What more befitting of "Independence Day" then this quote from Writer's Almanac:
On this day in 1845, 27-year-old Henry David Thoreau (books by this author) moved into his cabin near Walden Pond, a mile and a half from Concord, on some land that belonged to his friend Ralph Waldo Emerson. In exchange for rent, Thoreau worked on the land, clearing away brush and planting trees. He planted two and a half acres, mostly with beans — scholars estimate that Thoreau planted 24,750 bean plants by hand the first year, hoeing them from 5 in the morning until noon each day. He spent 26 months there, keeping a journal of his thoughts, activities, and observations. Years later, in 1854, he published Walden, or Life in the Woods, based on his notebooks from those years.
I've always admired Thoreau. From the time we were introduced (when I was about 15, in high school) to now, I think of him as one of my mentors. He lived life on his terms, & I greatly admire that quality in a person. Once, I walked around Walden Pond and felt the vibes of freedom and independence in-the-air. Maybe it was just my imagnation, but I felt a kindship with the man who lived there so many years ago. We both value liberty and living life to the fullest.
This morning, as I awoke, I had thoughts of folks I've known throughout my life who are no longer with us here on Earth. Why, such a macabre thought, I don't know. But I thought of Soupy Sales, Paul Newman, Jack Lemmon, Marilyn Monroe, J.D. Salinger (whom I dearly wanted to meet and, probably, could've during one of my many trips to Cornish, New Hampshire), Marlon Brando, Charlie Chaplin, Erik Kunsel, Gene Barry (spoke at one of my classes at UCLA, won a Tony Award for La Cage aux Folles--now, gone--and so many others. Why I'm thinking of all these dead people, I'll never know.
Maybe a sense of time gone by. Going by. Gone forever. A sense of my own mortality, on the dawn of my Mom turning 92 next month and bitterly complaining about her life as it is, and, even, was; feeling angry, bitter, regretful and unsettled about the state of her health, her emotions, outlook, friends and family. What more is there?
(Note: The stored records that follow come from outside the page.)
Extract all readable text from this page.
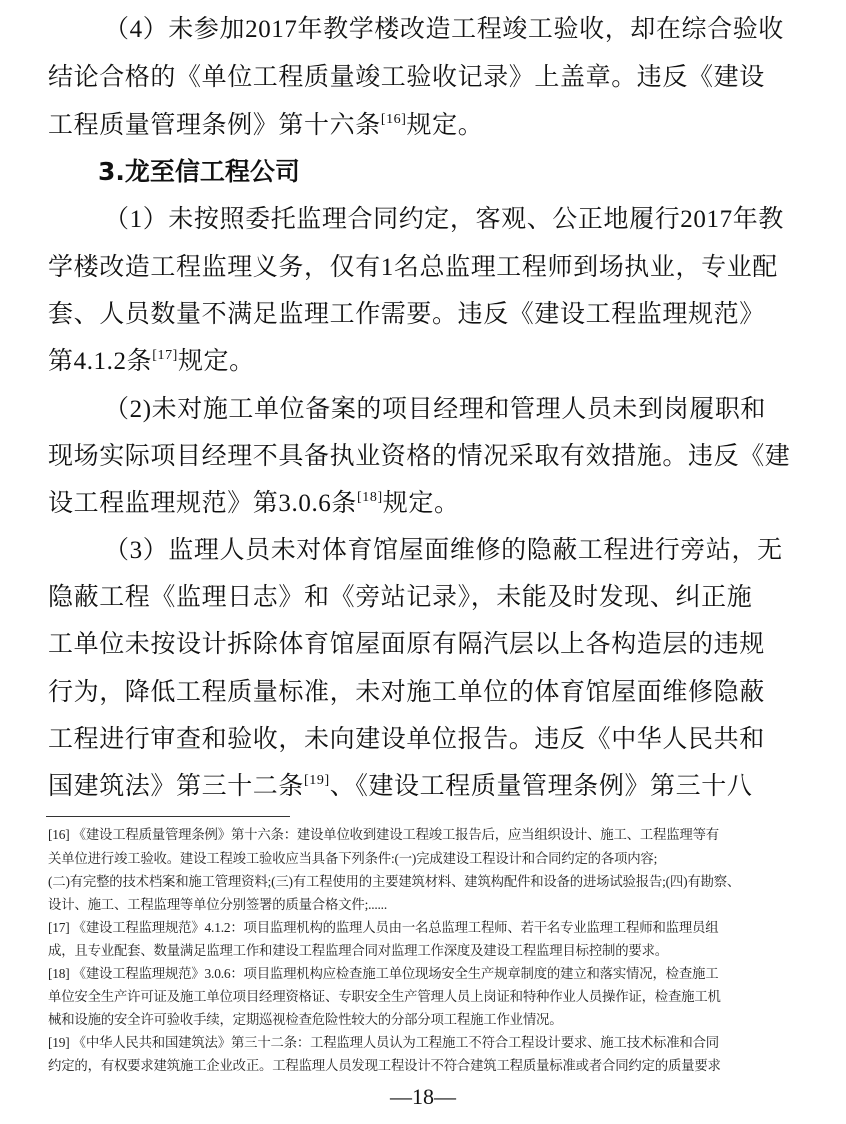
（4）未参加2017年教学楼改造工程竣工验收，却在综合验收
结论合格的《单位工程质量竣工验收记录》上盖章。违反《建设
工程质量管理条例》第十六条[16]规定。
3.龙至信工程公司
（1）未按照委托监理合同约定，客观、公正地履行2017年教
学楼改造工程监理义务，仅有1名总监理工程师到场执业，专业配
套、人员数量不满足监理工作需要。违反《建设工程监理规范》
第4.1.2条[17]规定。
（2)未对施工单位备案的项目经理和管理人员未到岗履职和
现场实际项目经理不具备执业资格的情况采取有效措施。违反《建
设工程监理规范》第3.0.6条[18]规定。
（3）监理人员未对体育馆屋面维修的隐蔽工程进行旁站，无
隐蔽工程《监理日志》和《旁站记录》，未能及时发现、纠正施
工单位未按设计拆除体育馆屋面原有隔汽层以上各构造层的违规
行为，降低工程质量标准，未对施工单位的体育馆屋面维修隐蔽
工程进行审查和验收，未向建设单位报告。违反《中华人民共和
国建筑法》第三十二条[19]、《建设工程质量管理条例》第三十八
[16] 《建设工程质量管理条例》第十六条：建设单位收到建设工程竣工报告后，应当组织设计、施工、工程监理等有
关单位进行竣工验收。建设工程竣工验收应当具备下列条件:(一)完成建设工程设计和合同约定的各项内容;
(二)有完整的技术档案和施工管理资料;(三)有工程使用的主要建筑材料、建筑构配件和设备的进场试验报告;(四)有勘察、
设计、施工、工程监理等单位分别签署的质量合格文件;......
[17] 《建设工程监理规范》4.1.2：项目监理机构的监理人员由一名总监理工程师、若干名专业监理工程师和监理员组
成，且专业配套、数量满足监理工作和建设工程监理合同对监理工作深度及建设工程监理目标控制的要求。
[18] 《建设工程监理规范》3.0.6：项目监理机构应检查施工单位现场安全生产规章制度的建立和落实情况，检查施工
单位安全生产许可证及施工单位项目经理资格证、专职安全生产管理人员上岗证和特种作业人员操作证，检查施工机
械和设施的安全许可验收手续，定期巡视检查危险性较大的分部分项工程施工作业情况。
[19] 《中华人民共和国建筑法》第三十二条：工程监理人员认为工程施工不符合工程设计要求、施工技术标准和合同
约定的，有权要求建筑施工企业改正。工程监理人员发现工程设计不符合建筑工程质量标准或者合同约定的质量要求
—18—
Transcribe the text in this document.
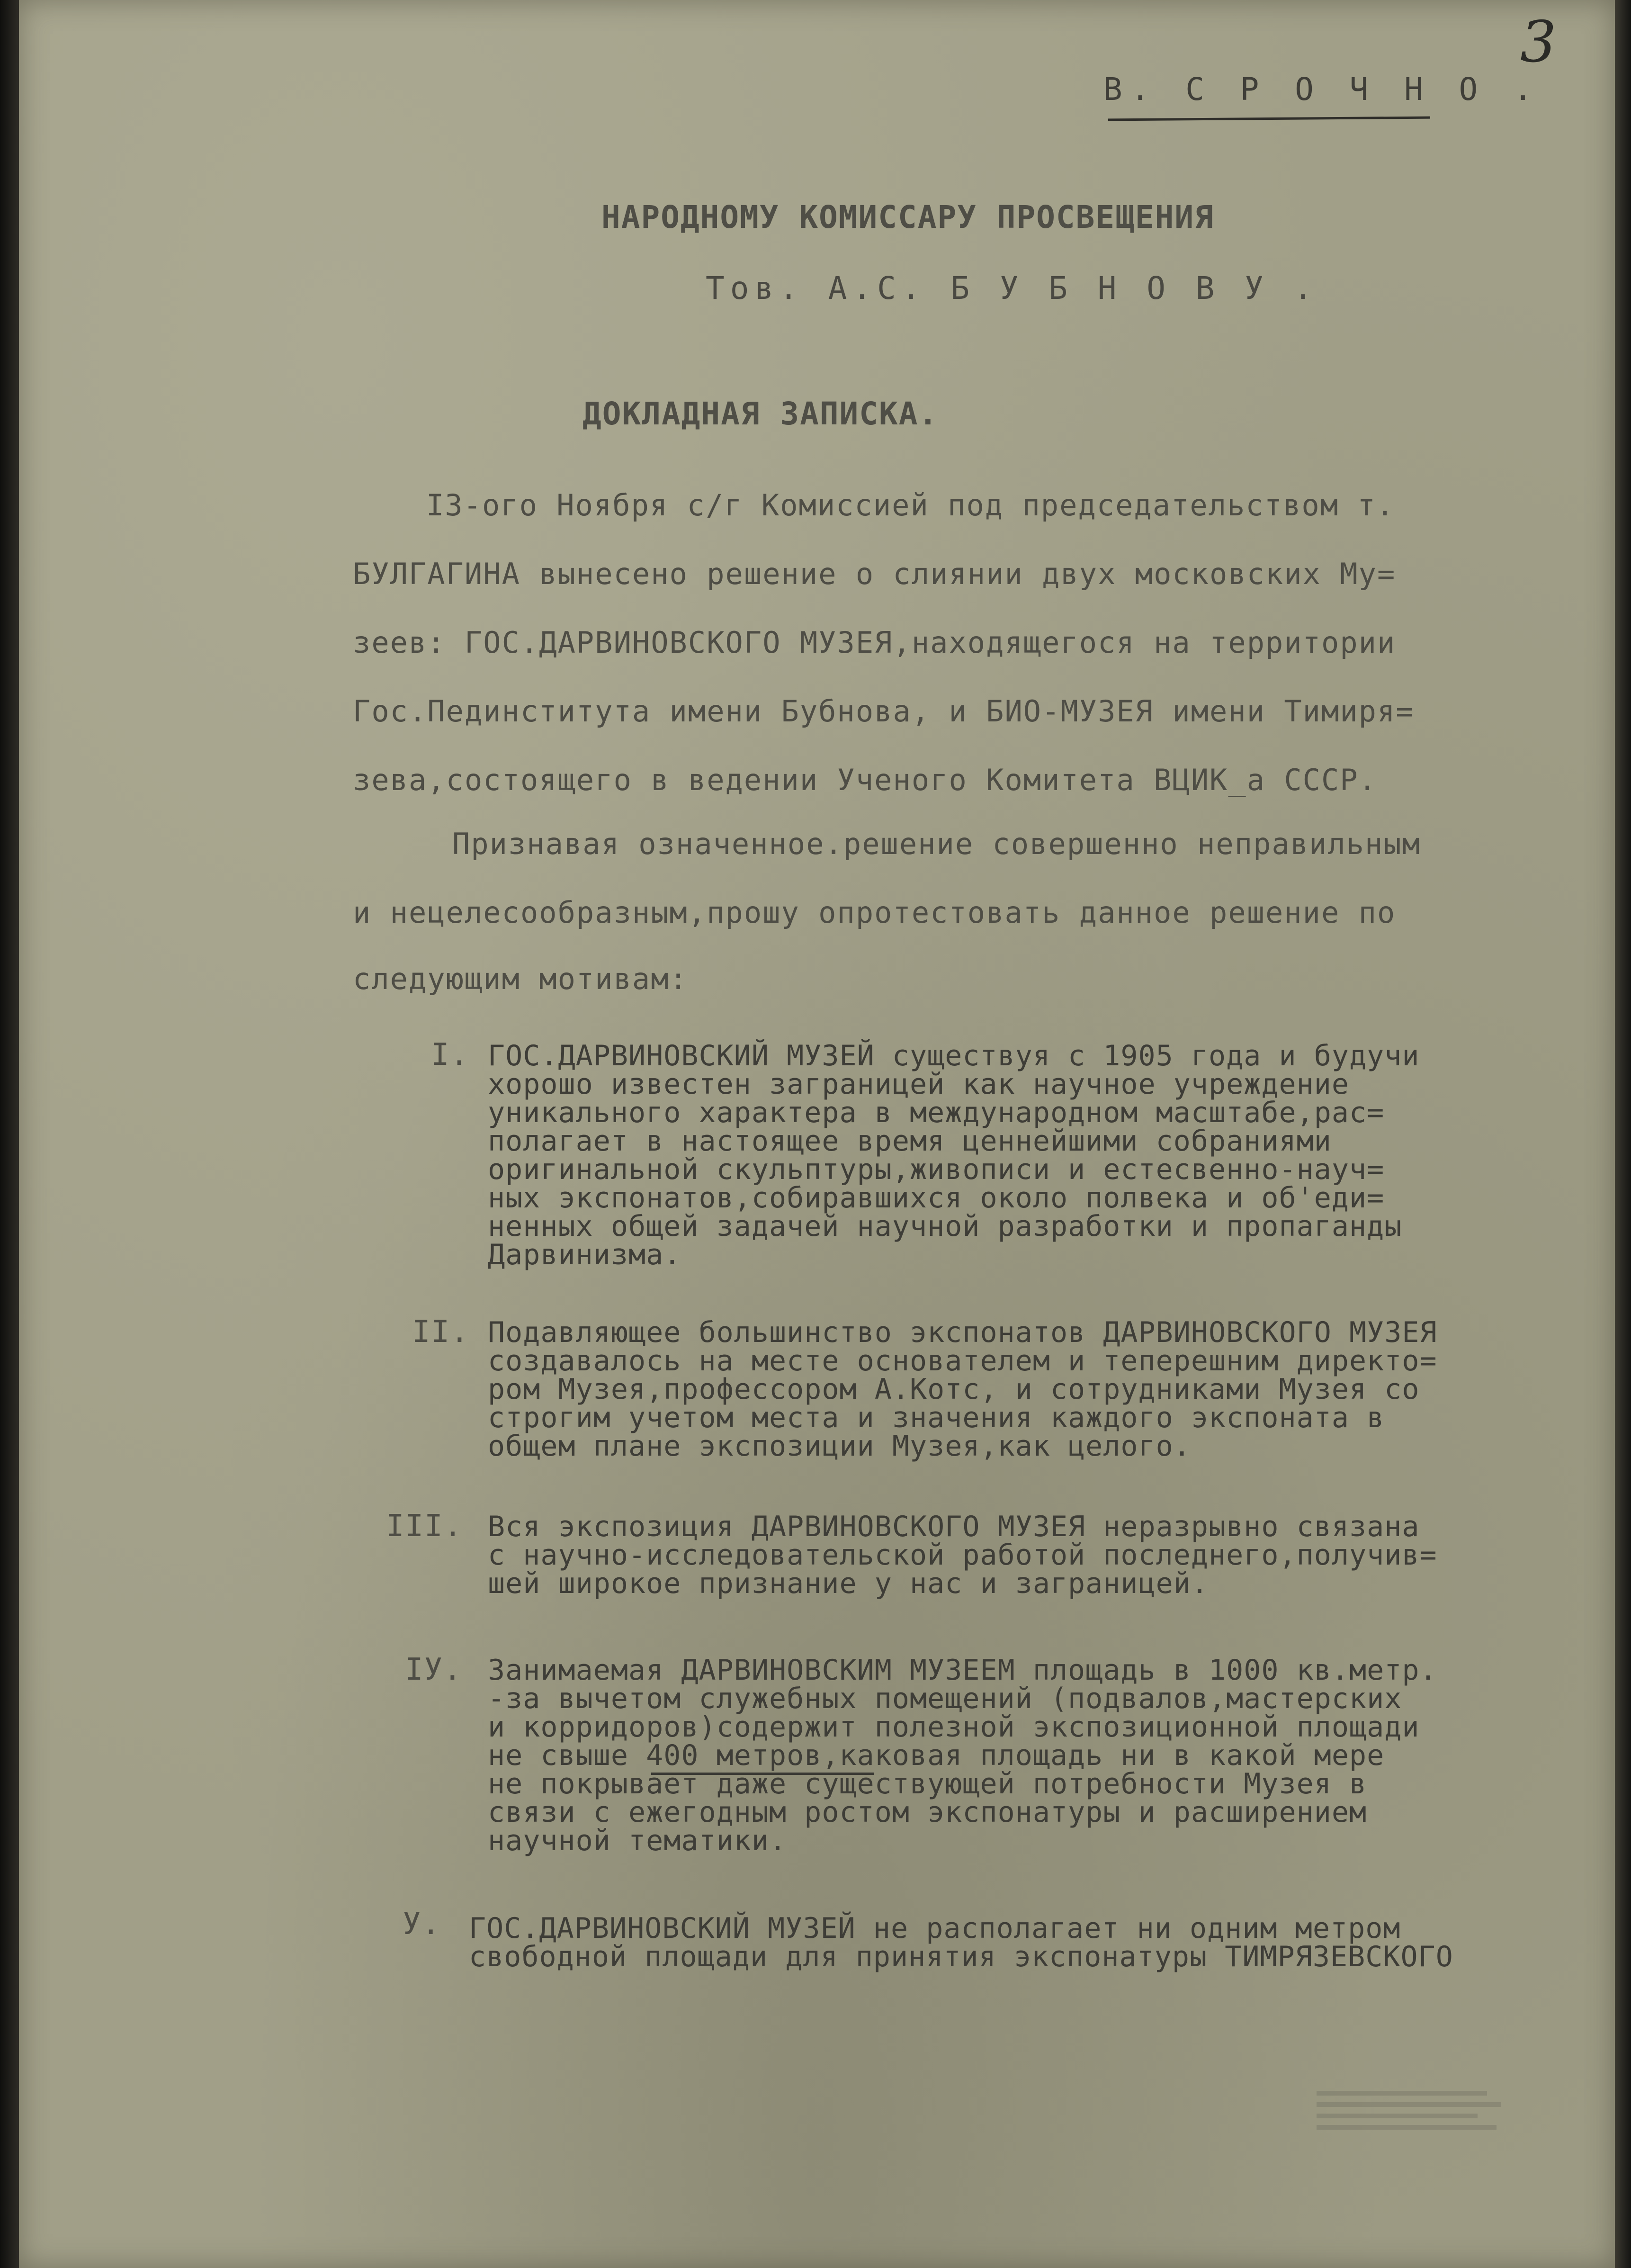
3
В. С Р О Ч Н О .
НАРОДНОМУ КОМИССАРУ ПРОСВЕЩЕНИЯ
Тов. А.С. Б У Б Н О В У .
ДОКЛАДНАЯ ЗАПИСКА.
I3-ого Ноября с/г Комиссией под председательством т.
БУЛГАГИНА вынесено решение о слиянии двух московских Му=
зеев: ГОС.ДАРВИНОВСКОГО МУЗЕЯ,находящегося на территории
Гос.Пединститута имени Бубнова, и БИО-МУЗЕЯ имени Тимиря=
зева,состоящего в ведении Ученого Комитета ВЦИК_а СССР.
Признавая означенное.решение совершенно неправильным
и нецелесообразным,прошу опротестовать данное решение по
следующим мотивам:
I. ГОС.ДАРВИНОВСКИЙ МУЗЕЙ существуя с 1905 года и будучи
хорошо известен заграницей как научное учреждение
уникального характера в международном масштабе,рас=
полагает в настоящее время ценнейшими собраниями
оригинальной скульптуры,живописи и естесвенно-науч=
ных экспонатов,собиравшихся около полвека и об'еди=
ненных общей задачей научной разработки и пропаганды
Дарвинизма.
II. Подавляющее большинство экспонатов ДАРВИНОВСКОГО МУЗЕЯ
создавалось на месте основателем и теперешним директо=
ром Музея,профессором А.Котс, и сотрудниками Музея со
строгим учетом места и значения каждого экспоната в
общем плане экспозиции Музея,как целого.
III. Вся экспозиция ДАРВИНОВСКОГО МУЗЕЯ неразрывно связана
с научно-исследовательской работой последнего,получив=
шей широкое признание у нас и заграницей.
IУ. Занимаемая ДАРВИНОВСКИМ МУЗЕЕМ площадь в 1000 кв.метр.
-за вычетом служебных помещений (подвалов,мастерских
и корридоров)содержит полезной экспозиционной площади
не свыше 400 метров,каковая площадь ни в какой мере
не покрывает даже существующей потребности Музея в
связи с ежегодным ростом экспонатуры и расширением
научной тематики.
У. ГОС.ДАРВИНОВСКИЙ МУЗЕЙ не располагает ни одним метром
свободной площади для принятия экспонатуры ТИМРЯЗЕВСКОГО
Erik Erikson developed the "Seven Stages of Life" and said that, in our older years, we either feel "generativity" (meaning fulfilled or, at least, somewhat satisfied with our lives) or "regret."I can strongly say my Mother feels total regret. Not for having 3 daughters but for just about everything else. And, that trickles down to me, her youngest, and I feel bad, too--for her and for myself (somtimes.)
Then at times like those and on holidays, like today, when I'm alone, again, I try not to shine the light on those dark thoghts and solitary nights. I try to focus on the good, the healthy, the sublime. Like my pup and kits. My health, close friends and people who matter to me. Life is good. Celebrate!